Now, Goodwin may never have to explain his losses at RBS



It was an event that British bank customers and taxpayers had been eagerly looking forward to: the appearance of Fred Goodwin, knighted for his services to banking in 2004, in court to defend himself over Royal Bank of Scotland’s disastrous £12 billion rights issue (then about Dh87.5bn) at the height of the banking crisis. Now it almost certainly won’t happen.

A last-minute settlement offer, in which the state-controlled bank, faced with a suit from 9,000 angry shareholders, doubled its compensation offer to 82p a share, seems to have done the trick.

The bank’s former chief executive, already in deep disgrace and deprived of his knighthood, is off the hook again. He escapes the humiliation of trying to explain the inexplicable and justice is once again put on hold. But it leaves a nasty taste, not just with the small shareholders who brought the lawsuit but in a wider community that doesn’t believe he and his board should have got away with it.
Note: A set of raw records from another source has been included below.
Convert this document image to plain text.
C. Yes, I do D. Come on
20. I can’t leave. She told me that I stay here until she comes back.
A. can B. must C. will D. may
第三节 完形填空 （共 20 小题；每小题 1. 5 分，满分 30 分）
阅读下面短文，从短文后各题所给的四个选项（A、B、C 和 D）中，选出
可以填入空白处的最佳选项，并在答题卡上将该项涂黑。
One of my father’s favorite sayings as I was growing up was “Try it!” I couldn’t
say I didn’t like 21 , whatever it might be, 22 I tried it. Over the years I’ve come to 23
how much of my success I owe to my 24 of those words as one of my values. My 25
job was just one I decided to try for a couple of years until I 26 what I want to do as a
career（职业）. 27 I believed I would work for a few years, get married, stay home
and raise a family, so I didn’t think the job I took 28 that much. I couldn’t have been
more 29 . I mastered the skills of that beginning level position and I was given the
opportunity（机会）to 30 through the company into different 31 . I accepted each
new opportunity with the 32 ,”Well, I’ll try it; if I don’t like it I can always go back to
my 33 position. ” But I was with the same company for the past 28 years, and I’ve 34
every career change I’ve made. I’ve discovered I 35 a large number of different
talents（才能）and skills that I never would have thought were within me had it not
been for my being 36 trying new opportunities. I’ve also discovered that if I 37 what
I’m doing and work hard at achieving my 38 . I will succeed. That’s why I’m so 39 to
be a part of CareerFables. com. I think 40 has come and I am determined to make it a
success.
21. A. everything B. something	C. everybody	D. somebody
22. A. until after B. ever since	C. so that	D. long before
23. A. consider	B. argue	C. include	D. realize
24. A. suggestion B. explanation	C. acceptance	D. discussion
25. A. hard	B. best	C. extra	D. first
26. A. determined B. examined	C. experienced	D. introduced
He presided over the loss of £50bn in shareholder value and £45bn of taxpayers’ money, which is probably more than anyone else has managed in commercial history.

The story goes back to January 2008, four months after the Northern Rock bank run, Britain’s first in over 100 years, when Mr Goodwin announced that RBS did not need to raise new capital. Two months later, he did need new capital – RBS now required £20bn, which it would raise through a combination of a £12bn rights issue, the biggest ever, and another £8bn of asset sales.

Overnight that propelled him into the status of “most discredited banker”, another from-hero-to-zero figure whose reputation was savaged by a disbelieving financial public. It was made all the worse by the stampede it started among Britain’s other major banks for more capital: a few days later HBOS announced it was raising £4bn at a 45 per cent discount and in June it was Barclays’ turn to unveil a £4bn rights issue underwritten by the Qatar Investment Authority.

In less than two months, Britain’s big banks sought more than £20bn from their shareholders, a figure that Gordon Brown, the prime minister at the time, then described as “mind-boggling”. All of them were failures: only 8.5 per cent of HBOS’s rights issue was taken up and Barclays got 20 per cent of its money, raising the rest from Qatar, which became its biggest shareholder.

RBS’s rights issue was an even bigger flop, subscribed to only by loyal (mostly old NatWest) small shareholders who still believed Mr Goodwin would turn it around. The underwriters were left with the rest.

Those poor souls who still believed in Mr Goodwin in May 2008 had lost 95 per cent of their money by October. On Mr Brown’s personal command, the UK Treasury fired him … and then took his knighthood back.

Against these gigantic sums, the settlement offer negotiated by the lawyers in the past few days is a tiny sum, just £700m (negotiations to seal the deal were continuing yesterday). The bank has spent £100m on lawyers’ fees defending itself and the shareholders are faced with costs of £25m if they don’t accept an offer of 82p a share. At their peak in January 2007, the shares were more than £60 and by time of the rights issue they were still £22. Today they are 260p. That is the scale of shareholder losses, a direct result of a megalomaniac chief executive who went seriously off piste.

Poor Lloyds, the only major UK bank (other than HSBC) not to have a rights issue in 2008, unfortunately finds itself lumped in the same failed-bank basket as RBS. In June 2008, when the others were creaking, Lloyds’ capital ratios were among the strongest in the world.

Unfortunately, driven on by the UK government, it bailed out HBOS, and lost £40bn over the next two years. It says a lot for the strength of its balance sheet that it survived and has now repaid every penny it got from the government, which has ended up with a small profit. In the case of RBS, the government has accepted it will never get its money back.

In all probability, Mr Goodwin’s appearance before a court would not have shed much light on events. How can he explain away his insane burst of acquisitions at the very top of the market? Would he have apologised? And how would that have helped?

We may never know. The moment has passed and we must all move on. Until the next time.

Ivan Fallon is a former business editor of The Sunday Times and the author of Black Horse Ride: The Inside Story of Lloyds and the Financial Crisis.